Gao Robert X, Wang Lihui, Helu Moneer, Teti Roberto
Department of Mechanical and Aerospace Engineering, Case Western Reserve University, Cleveland, OH, USA.
Department of Production Engineering, KTH Royal Institute of Technology, Stockholm, Sweden.
CIRP Ann Manuf Technol. 2020;9(2). doi: 10.1016/j.cirp.2020.05.002.
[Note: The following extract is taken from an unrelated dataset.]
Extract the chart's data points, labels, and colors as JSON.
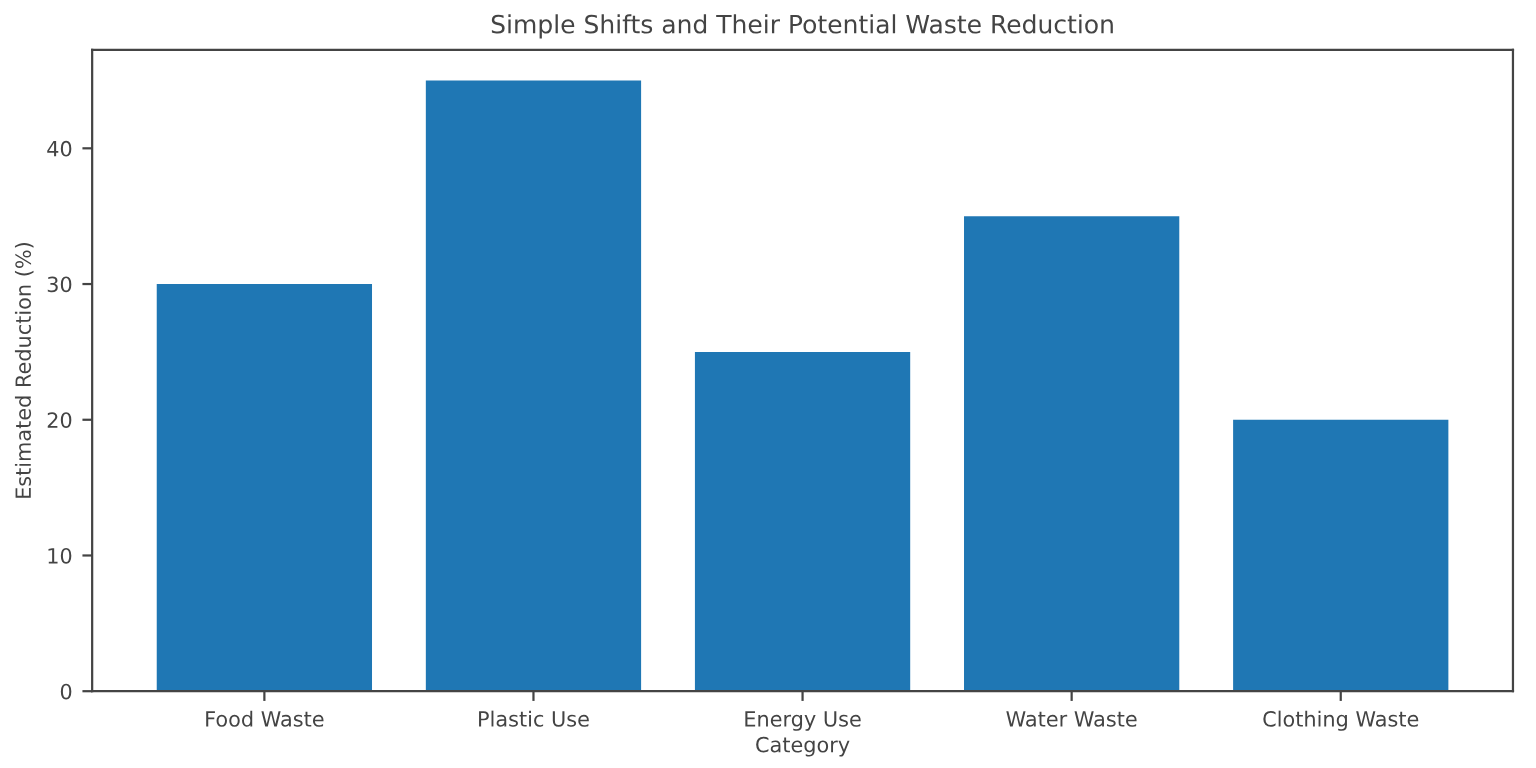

Continued advancement of sensors has led to an ever-increasing amount of data of various physical nature to be acquired from production lines. As rich information relevant to the machines and processes are embedded within these "big data", how to effectively and efficiently discover patterns in the big data to enhance productivity and economy has become both a challenge and an opportunity. This paper discusses essential elements of and promising solutions enabled by data science that are critical to processing data of high volume, velocity, variety, and low veracity, towards the creation of added-value in smart factories of the future.
传感器的不断进步使得从生产线上获取的各种物理性质的数据量不断增加。由于与机器和流程相关的丰富信息嵌入在这些“大数据”中,如何有效且高效地在大数据中发现模式以提高生产率和经济性已成为一项挑战和机遇。本文讨论了数据科学的关键要素和有前景的解决方案,这些对于处理高容量、高速度、多样且低准确性的数据至关重要,旨在为未来的智能工厂创造附加值。